Des stratégies de transmission à géométrie variable
Les études de cas disponibles révèlent que les entreprises immobilières familiales qui réussissent leur transmission partagent une caractéristique commune : elles ont anticipé, structuré et documenté bien avant que la nécessité ne s’impose. Mayhugh Commercial Advisors, fondée en 1975 en Floride, illustre cette logique de continuité : plus de 3 000 transactions réalisées pour une valeur cumulée dépassant 2,2 milliards de dollars, avec une expansion de 50 % du portefeuille sous gestion en deux ans — une trajectoire rendue possible par une organisation qui ne repose pas sur une seule personnalité.
Le cas du Yung Kee Group Real Estate est plus instructif encore sur le plan humain. Fondée par Henry Yung dans les années 1970, l’entreprise a traversé le décès de son fondateur sans rupture grâce à un passage de relais préparé vers son frère Sunny Yung. Wallace Properties, créée par Bob Wallace en 1977, a suivi une logique similaire en intégrant progressivement son fils Kevin à la direction opérationnelle. Ces transmissions familiales réussies reposent sur un principe simple mais souvent négligé : la gouvernance successorale se construit dans la durée, pas dans l’urgence.
Lorsque la famille ne peut ou ne veut pas prendre le relais, d’autres modèles existent. Horning, confronté à l’absence d’héritiers désireux de s’impliquer dans la gestion, a opté pour des dirigeants extérieurs soigneusement sélectionnés pour leur adéquation culturelle avec l’entreprise. Cette approche, moins naturelle pour des fondateurs attachés à leur héritage, démontre qu’une planification successorale efficace commence par un diagnostic lucide des ressources humaines disponibles.
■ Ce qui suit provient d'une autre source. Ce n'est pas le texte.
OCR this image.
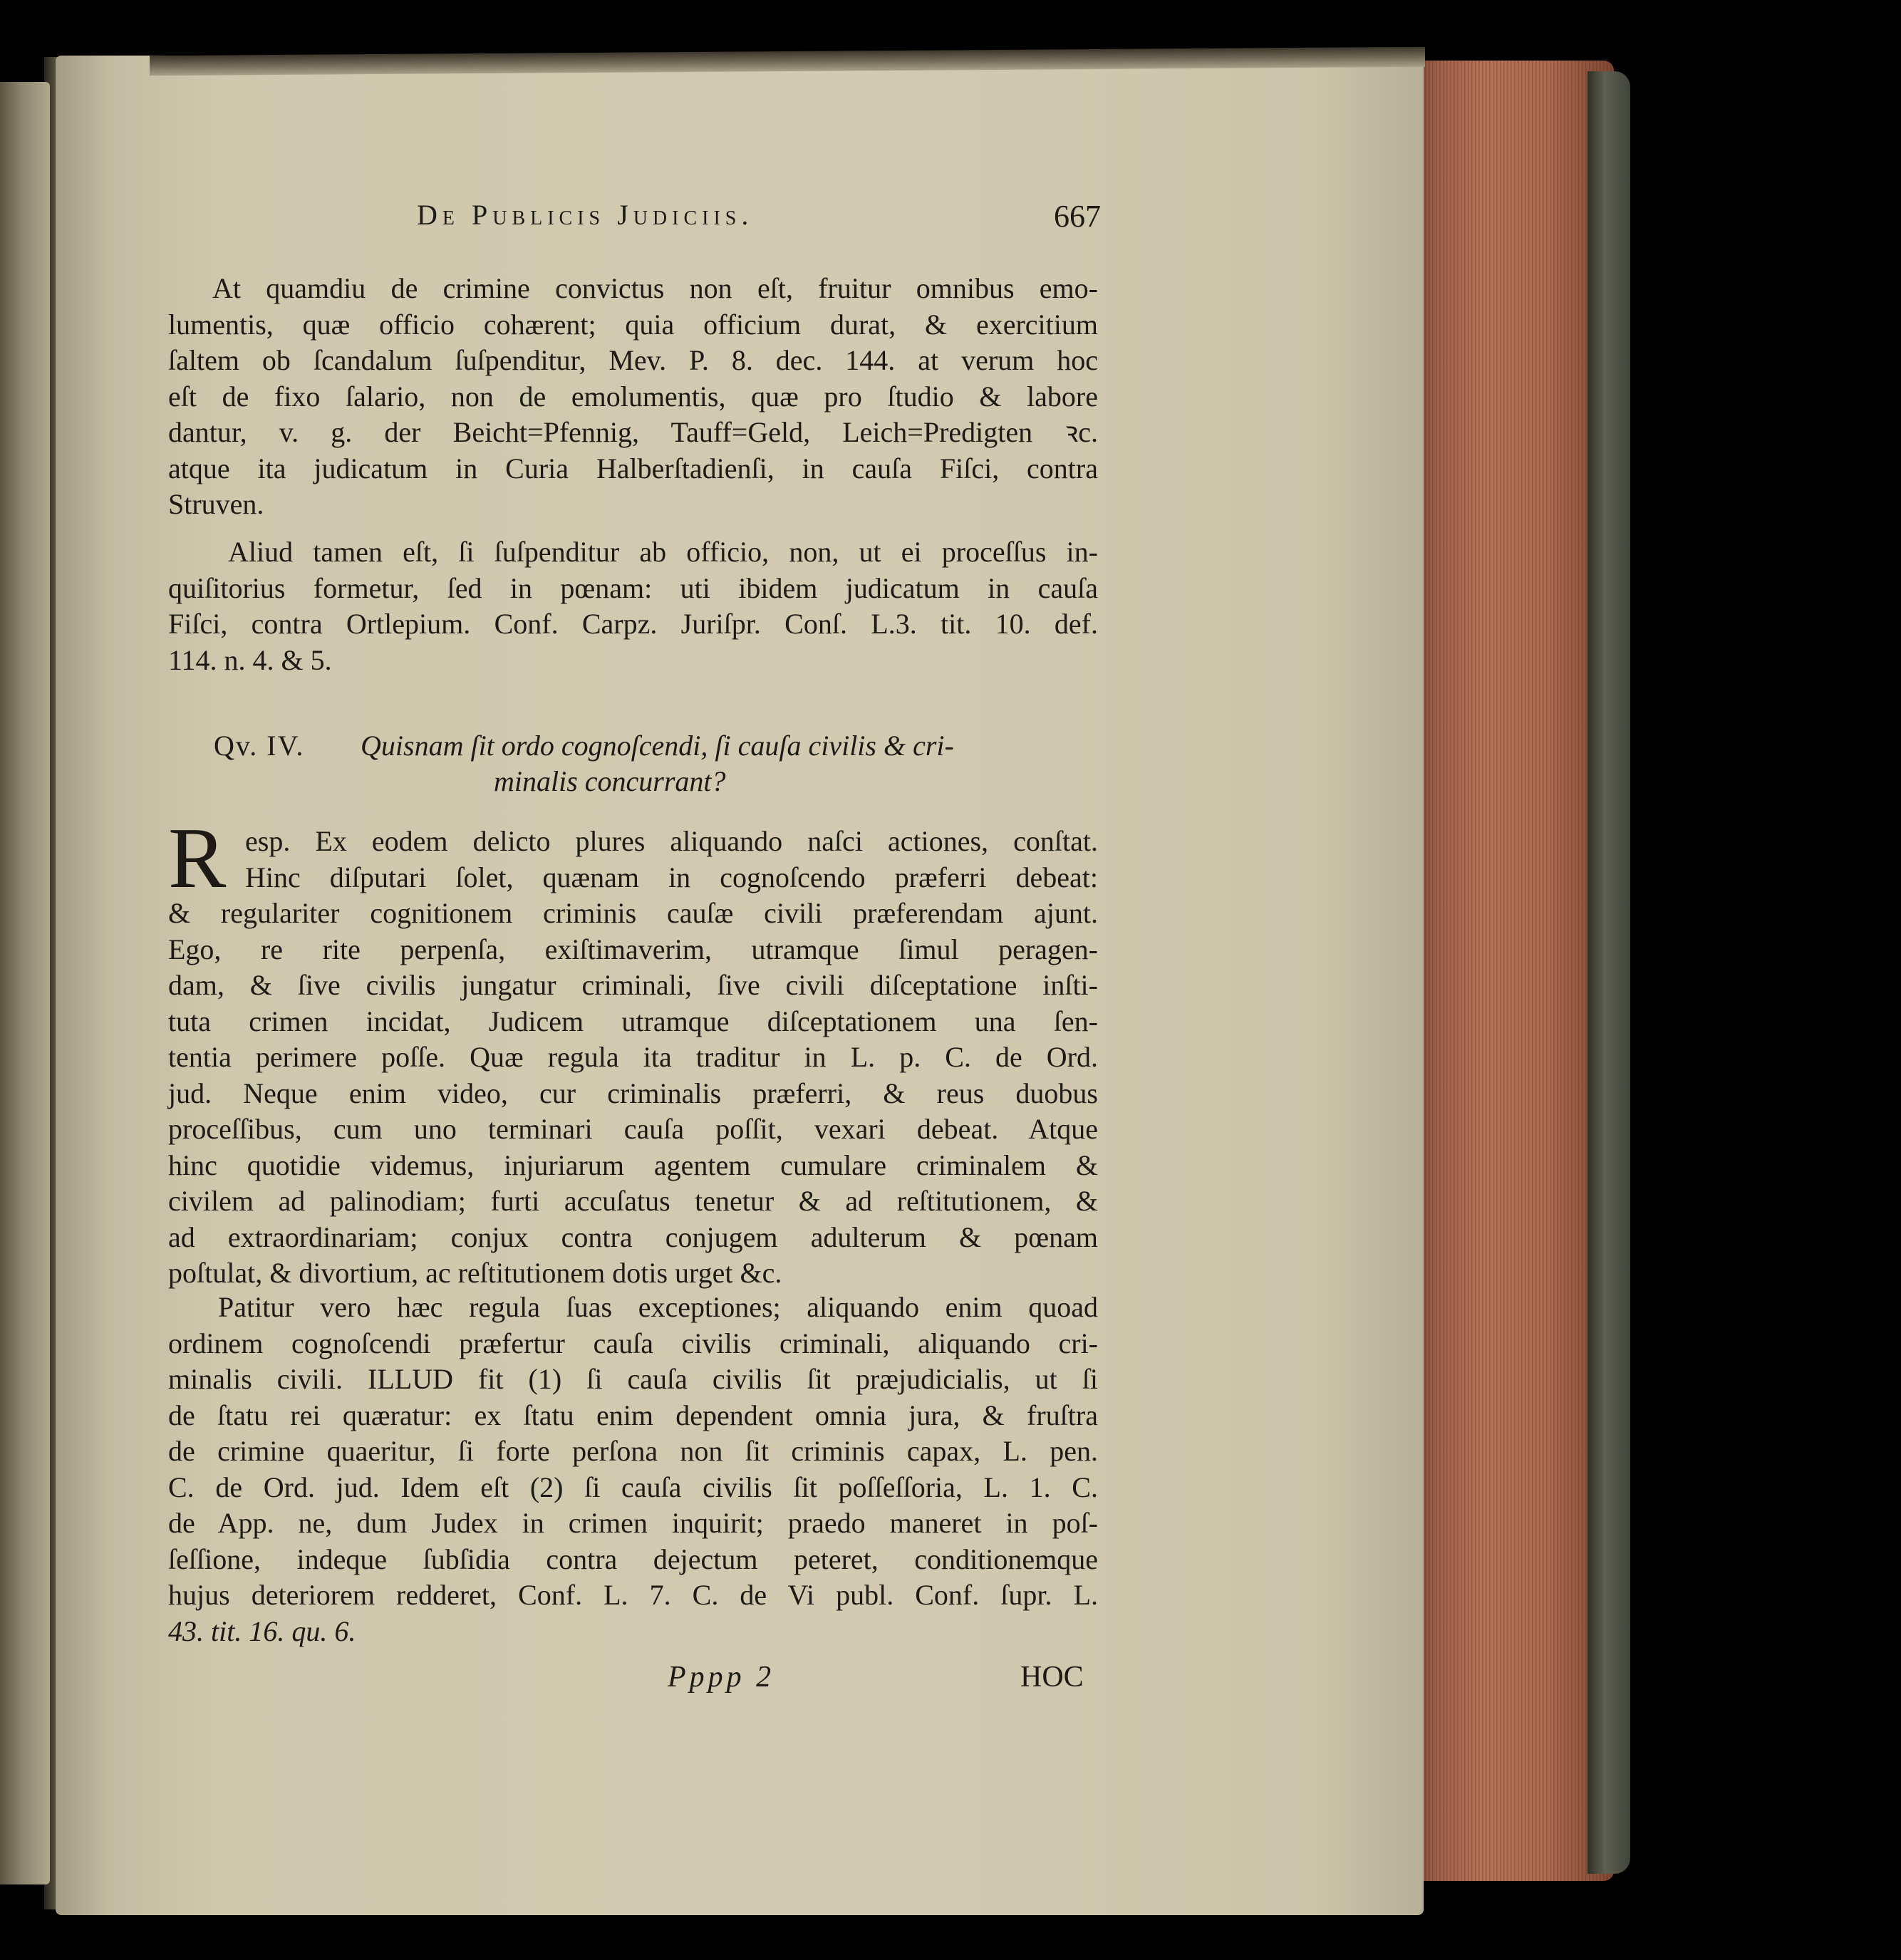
De Publicis Judiciis.	667
At quamdiu de crimine convictus non eſt, fruitur omnibus emo-
lumentis, quæ officio cohærent; quia officium durat, & exercitium
ſaltem ob ſcandalum ſuſpenditur, Mev. P. 8. dec. 144. at verum hoc
eſt de fixo ſalario, non de emolumentis, quæ pro ſtudio & labore
dantur, v. g. der Beicht=Pfennig, Tauff=Geld, Leich=Predigten ꝛc.
atque ita judicatum in Curia Halberſtadienſi, in cauſa Fiſci, contra
Struven.
Aliud tamen eſt, ſi ſuſpenditur ab officio, non, ut ei proceſſus in-
quiſitorius formetur, ſed in pœnam: uti ibidem judicatum in cauſa
Fiſci, contra Ortlepium. Conf. Carpz. Juriſpr. Conſ. L.3. tit. 10. def.
114. n. 4. & 5.
Qv. IV. Quisnam ſit ordo cognoſcendi, ſi cauſa civilis & cri-
minalis concurrant?
R esp. Ex eodem delicto plures aliquando naſci actiones, conſtat.
Hinc diſputari ſolet, quænam in cognoſcendo præferri debeat:
& regulariter cognitionem criminis cauſæ civili præferendam ajunt.
Ego, re rite perpenſa, exiſtimaverim, utramque ſimul peragen-
dam, & ſive civilis jungatur criminali, ſive civili diſceptatione inſti-
tuta crimen incidat, Judicem utramque diſceptationem una ſen-
tentia perimere poſſe. Quæ regula ita traditur in L. p. C. de Ord.
jud. Neque enim video, cur criminalis præferri, & reus duobus
proceſſibus, cum uno terminari cauſa poſſit, vexari debeat. Atque
hinc quotidie videmus, injuriarum agentem cumulare criminalem &
civilem ad palinodiam; furti accuſatus tenetur & ad reſtitutionem, &
ad extraordinariam; conjux contra conjugem adulterum & pœnam
poſtulat, & divortium, ac reſtitutionem dotis urget &c.
Patitur vero hæc regula ſuas exceptiones; aliquando enim quoad
ordinem cognoſcendi præfertur cauſa civilis criminali, aliquando cri-
minalis civili. ILLUD fit (1) ſi cauſa civilis ſit præjudicialis, ut ſi
de ſtatu rei quæratur: ex ſtatu enim dependent omnia jura, & fruſtra
de crimine quaeritur, ſi forte perſona non ſit criminis capax, L. pen.
C. de Ord. jud. Idem eſt (2) ſi cauſa civilis ſit poſſeſſoria, L. 1. C.
de App. ne, dum Judex in crimen inquirit; praedo maneret in poſ-
ſeſſione, indeque ſubſidia contra dejectum peteret, conditionemque
hujus deteriorem redderet, Conf. L. 7. C. de Vi publ. Conf. ſupr. L.
43. tit. 16. qu. 6.
Pppp 2	HOC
Le rôle du conseiller : architecte, pas simple exécutant
Face à ces enjeux, le conseiller financier qui se cantonne à l’optimisation fiscale passe à côté de l’essentiel. Certes, la structuration des actifs immobiliers commerciaux pour minimiser les droits de succession et organiser un transfert fiscalement efficient reste une compétence fondamentale. Mais la valeur ajoutée réelle se situe en amont : identifier les risques de blocage, cartographier les intérêts des héritiers, anticiper les conflits de gouvernance et, souvent, éduquer la génération suivante à la réalité opérationnelle d’un patrimoine immobilier.
Cette dimension pédagogique est systématiquement sous-estimée. Un héritier qui reçoit un immeuble de bureaux sans comprendre la mécanique des baux commerciaux, la gestion des vacances locatives ou la relation avec les établissements prêteurs est un héritier exposé. Les conseillers qui investissent dans cette éducation patrimoniale ne fidélisent pas seulement leurs clients actuels — ils construisent une relation avec la génération qui gérera ces actifs pendant les trente prochaines années.
Un marché qui ne pardonnera pas l’attentisme
Le transfert de richesse en cours n’est pas un phénomène futur : il est déjà engagé. Les propriétaires vieillissants prennent des décisions — ou n’en prennent pas — qui détermineront la valeur transmise et les conditions de cette transmission. Pour les conseillers spécialisés en patrimoine immobilier, chaque année sans plan de succession formalisé est une année de risque accumulé pour leurs clients. Et pour eux-mêmes : un conseiller qui n’a pas anticipé la transmission du patrimoine de ses clients verra ces actifs — et les mandats qui les accompagnent — passer entre d’autres mains au moment de la transition.
La vraie question n’est donc pas de savoir si la planification successorale en immobilier commercial est nécessaire. Elle l’est, structurellement et irrémédiablement. La question est de savoir qui, parmi les conseillers, aura eu l’intelligence de s’y préparer avant que leurs clients n’en aient besoin.